Kementerian PU-PERA Beri Bantuan Rehabilitasi 52 Rumah Warga Kota Batam

Ilustrasi Rehabilitasi Rumah Warga

Metrobatam.com, Batam – Kementerian Pekerjaan Umum dan Perumahan Rakyat memberikan bantuan rehabilitasi 52 rumah warga Kota Batam Kepulauan Riau untuk meningkatkan kesejahteraan dan taraf hidup masyarakat perbatasan.

Sekretaris Dinas Tata Kota, Suhar di Batam, Senin, menyatakan kementerian memberikan bantuan Rp15 juta untuk tiap rumah penerima yang diambil dari Dana Alokasi Khusus infrastruktur sub bidang perumahan.

Read More

Pemkot Batam memilih 52 rumah penerima bantuan yang berlokasi di Kelurahan Tanjungpiayu Kecamatan Sei Beduk dan Kelurahan Sei Pelunggut Kecamatan Sagulung.

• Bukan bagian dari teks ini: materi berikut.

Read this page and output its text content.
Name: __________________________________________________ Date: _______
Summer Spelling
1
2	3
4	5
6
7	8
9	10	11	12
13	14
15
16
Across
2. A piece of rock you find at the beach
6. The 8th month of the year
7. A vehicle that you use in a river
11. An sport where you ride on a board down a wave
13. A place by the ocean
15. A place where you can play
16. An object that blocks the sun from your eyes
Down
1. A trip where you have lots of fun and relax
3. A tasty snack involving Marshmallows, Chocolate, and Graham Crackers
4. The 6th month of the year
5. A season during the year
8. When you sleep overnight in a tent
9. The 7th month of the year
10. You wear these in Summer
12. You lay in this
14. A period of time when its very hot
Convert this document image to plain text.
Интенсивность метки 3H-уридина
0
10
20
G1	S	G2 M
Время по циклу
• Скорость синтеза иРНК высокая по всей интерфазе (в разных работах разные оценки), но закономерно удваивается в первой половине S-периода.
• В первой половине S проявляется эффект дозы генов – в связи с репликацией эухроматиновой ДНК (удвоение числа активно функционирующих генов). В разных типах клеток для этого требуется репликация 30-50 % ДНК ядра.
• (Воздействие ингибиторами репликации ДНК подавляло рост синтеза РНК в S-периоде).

“Jadi bantuan ini dinamakan program rumah swadaya, rumah yang dibangun masyarakat sendiri, di atas tanahnya sendiri,” kata Kepala Dinas.

Bantuan diberikan secara simultan mulai pekan ini, menunggu petunjuk teknis dari pemerintah pusat.

Sambil menunggu bantuan, pemerintah kota menyiapkan segala kebutuhan agar bantuan dapat disalurkan, seperti sosialisasi ke warga, menetapkan Surat Keputusan penerima bantuan hingga membukakan rekening bank.

“Buka rekening sudah. Tinggal pencairan,” ujarnya.

Dana rehabilitasi itu, akan digunakan untuk membeli bahan bangunan, sesuai perincian yang sudah dibuat warga.

“Dananya disalurkan langsung melalui rekening bank. Langsung oleh nama dan oleh alamat masing-masing. Masyarakat tidak bisa tarik dananya di rekening kalau barangnya belum ada,” kata dia.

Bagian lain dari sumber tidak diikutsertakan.